Industrialisation au Mali : une nouvelle dynamique impulsée

Le Mali sort à peine d’une crise multidimensionnelle d’une gravité sans précédent. Aujourd’hui, il a négocié irréversiblement son virage vers le progrès et l’émergence. Le Salon international de l’industrie du Mali (SIM), tenu du 19 au 21 avril 2018, au Parc d’exposition de Bamako, est le fruit d’une initiative qui se nourrit de la vision maintes fois réaffirmée en faveur de l’accélération de l’industrialisation.

Lors de la cérémonie d’ouverture sous la haute présence du Président de la République, Ibrahim Boubacar Keita, le ministre du Développement industriel, Mohamed Aly Ag Ibrahim a affirmé que cette 1ere édition du Salon international de l’industrie du Mali (SIM) est un outil au service de nos industriels de toute taille, de tout secteur, et de toutes les régions du Mali.

Placé sous le thème « Accélérer l’industrialisation d’un pays de l’hinterland », le SIM avait comme invité d’honneur la Turquie, d’où, la présence du ministre des Douanes et du Commerce de la Turquie, Bulent Tufenkci, accompagné d’une forte délégation de la Turquie.

Le choix de la Turquie s’explique :  choix stratégique, la Turquie est un géant industriel qui assure au Mali un partenariat gagnant-gagnant. Elle est aujourd’hui une puissance économique du Moyen-Orient, 7e puissance économique européenne et 16e mondiale.
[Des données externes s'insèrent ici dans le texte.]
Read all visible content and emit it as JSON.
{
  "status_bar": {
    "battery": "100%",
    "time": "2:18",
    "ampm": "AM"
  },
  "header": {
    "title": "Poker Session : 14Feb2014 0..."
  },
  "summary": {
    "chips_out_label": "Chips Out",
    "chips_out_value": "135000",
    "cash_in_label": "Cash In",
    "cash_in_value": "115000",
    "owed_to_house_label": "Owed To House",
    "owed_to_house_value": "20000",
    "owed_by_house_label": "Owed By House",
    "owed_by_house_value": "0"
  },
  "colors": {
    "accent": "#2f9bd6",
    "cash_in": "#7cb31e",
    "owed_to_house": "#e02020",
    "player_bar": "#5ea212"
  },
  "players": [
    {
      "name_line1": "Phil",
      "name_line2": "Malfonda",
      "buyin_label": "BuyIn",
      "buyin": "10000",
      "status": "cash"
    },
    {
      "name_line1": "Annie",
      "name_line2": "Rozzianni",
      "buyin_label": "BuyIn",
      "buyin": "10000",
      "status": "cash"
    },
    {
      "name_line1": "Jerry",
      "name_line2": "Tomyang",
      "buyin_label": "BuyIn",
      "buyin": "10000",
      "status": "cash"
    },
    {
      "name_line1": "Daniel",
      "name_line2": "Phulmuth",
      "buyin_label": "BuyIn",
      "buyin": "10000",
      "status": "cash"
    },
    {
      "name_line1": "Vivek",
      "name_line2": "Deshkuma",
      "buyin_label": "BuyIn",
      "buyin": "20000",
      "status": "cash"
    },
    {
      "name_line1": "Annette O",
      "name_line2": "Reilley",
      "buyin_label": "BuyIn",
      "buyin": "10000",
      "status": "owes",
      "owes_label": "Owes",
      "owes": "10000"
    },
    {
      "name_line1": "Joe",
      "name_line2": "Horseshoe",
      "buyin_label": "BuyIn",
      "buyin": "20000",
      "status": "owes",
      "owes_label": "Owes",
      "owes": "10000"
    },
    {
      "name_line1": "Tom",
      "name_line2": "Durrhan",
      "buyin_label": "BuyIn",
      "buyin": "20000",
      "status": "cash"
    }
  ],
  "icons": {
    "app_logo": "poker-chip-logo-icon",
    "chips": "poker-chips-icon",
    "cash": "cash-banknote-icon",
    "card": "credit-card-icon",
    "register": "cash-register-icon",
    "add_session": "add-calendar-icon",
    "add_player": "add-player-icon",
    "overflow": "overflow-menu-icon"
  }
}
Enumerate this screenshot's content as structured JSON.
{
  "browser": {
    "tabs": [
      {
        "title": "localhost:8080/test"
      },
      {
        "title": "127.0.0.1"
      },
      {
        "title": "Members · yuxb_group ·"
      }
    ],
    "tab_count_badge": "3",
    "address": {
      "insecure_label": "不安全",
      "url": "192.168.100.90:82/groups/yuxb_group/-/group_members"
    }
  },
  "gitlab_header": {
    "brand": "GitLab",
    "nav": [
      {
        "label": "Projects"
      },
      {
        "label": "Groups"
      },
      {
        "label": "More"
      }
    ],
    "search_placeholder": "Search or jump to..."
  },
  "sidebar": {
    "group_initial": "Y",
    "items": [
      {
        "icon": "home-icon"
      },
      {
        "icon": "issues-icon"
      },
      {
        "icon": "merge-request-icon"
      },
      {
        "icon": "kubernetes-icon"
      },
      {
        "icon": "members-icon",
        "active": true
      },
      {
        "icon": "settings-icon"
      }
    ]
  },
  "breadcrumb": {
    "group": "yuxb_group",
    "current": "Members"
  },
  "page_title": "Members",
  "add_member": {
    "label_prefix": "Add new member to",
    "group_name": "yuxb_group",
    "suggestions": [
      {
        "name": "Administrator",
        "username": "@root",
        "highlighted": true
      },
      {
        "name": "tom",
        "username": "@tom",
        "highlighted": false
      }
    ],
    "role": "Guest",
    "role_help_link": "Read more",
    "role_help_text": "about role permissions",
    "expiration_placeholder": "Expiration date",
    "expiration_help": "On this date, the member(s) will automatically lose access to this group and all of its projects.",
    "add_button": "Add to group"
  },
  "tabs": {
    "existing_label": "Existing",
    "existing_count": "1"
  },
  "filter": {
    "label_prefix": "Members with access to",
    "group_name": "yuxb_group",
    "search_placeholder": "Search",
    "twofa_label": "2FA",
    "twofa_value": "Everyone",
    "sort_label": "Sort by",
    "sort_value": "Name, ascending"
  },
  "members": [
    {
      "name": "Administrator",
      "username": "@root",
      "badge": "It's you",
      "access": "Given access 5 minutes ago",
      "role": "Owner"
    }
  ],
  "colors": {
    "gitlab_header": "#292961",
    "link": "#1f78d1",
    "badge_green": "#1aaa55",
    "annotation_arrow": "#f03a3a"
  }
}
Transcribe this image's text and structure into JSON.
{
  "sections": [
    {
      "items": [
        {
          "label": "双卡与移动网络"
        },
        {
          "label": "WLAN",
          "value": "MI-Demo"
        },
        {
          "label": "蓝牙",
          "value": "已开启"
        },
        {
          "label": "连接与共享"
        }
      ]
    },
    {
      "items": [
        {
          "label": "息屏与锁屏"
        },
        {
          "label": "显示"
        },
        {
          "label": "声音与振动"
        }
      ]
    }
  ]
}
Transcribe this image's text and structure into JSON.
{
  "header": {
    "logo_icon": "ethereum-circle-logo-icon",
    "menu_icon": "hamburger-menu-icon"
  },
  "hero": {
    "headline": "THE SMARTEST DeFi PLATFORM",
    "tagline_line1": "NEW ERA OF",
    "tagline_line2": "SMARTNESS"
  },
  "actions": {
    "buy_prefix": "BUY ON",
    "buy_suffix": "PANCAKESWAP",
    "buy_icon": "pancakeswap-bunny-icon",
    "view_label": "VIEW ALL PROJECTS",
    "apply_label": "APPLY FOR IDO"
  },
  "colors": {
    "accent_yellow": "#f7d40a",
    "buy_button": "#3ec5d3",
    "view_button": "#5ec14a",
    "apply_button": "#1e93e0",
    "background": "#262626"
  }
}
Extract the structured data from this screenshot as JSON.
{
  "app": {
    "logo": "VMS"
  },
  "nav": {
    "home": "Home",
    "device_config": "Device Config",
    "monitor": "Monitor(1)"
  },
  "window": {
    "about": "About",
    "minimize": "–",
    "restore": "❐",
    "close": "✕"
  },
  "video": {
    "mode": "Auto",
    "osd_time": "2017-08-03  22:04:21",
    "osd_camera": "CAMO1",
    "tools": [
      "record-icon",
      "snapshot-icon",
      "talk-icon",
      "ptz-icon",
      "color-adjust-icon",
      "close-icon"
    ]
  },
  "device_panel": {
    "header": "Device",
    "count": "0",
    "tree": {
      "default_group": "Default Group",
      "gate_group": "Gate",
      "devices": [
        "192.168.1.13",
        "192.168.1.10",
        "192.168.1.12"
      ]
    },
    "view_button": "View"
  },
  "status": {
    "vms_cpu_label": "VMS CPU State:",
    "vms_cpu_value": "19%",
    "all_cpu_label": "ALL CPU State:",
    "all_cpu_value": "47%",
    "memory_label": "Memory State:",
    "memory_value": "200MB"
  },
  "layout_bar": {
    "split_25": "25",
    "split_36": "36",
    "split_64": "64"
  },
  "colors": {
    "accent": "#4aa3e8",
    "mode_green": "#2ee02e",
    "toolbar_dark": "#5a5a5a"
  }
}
Elle détient un palmarès des plus prestigieux qui devrait enrichir le Salon de l’industrie du Mali en termes de transferts de compétence, de technologie, d’appui et d’assistance aux normes internationales.

« La situation actuelle de notre industrie n’est pas une fatalité. Notre ambition pour l’industrie est grande. Tout ce que nous avons entrepris est destiné à créer un impact positif sur l’industrie. Et nous sommes prêts à continuer. Nous souhaitons que notre industrie se projette dans l’avenir », indique le ministre Mohamed Aly. « Je soutiens que seule une forte redynamisation du « Made in Mali » peut nous permettre de participer, la tête haute, aux échanges avec les autres pays au lieu de les subir, et de compter, à notre juste valeur, au sein de notre espace communautaire », dit-t-il.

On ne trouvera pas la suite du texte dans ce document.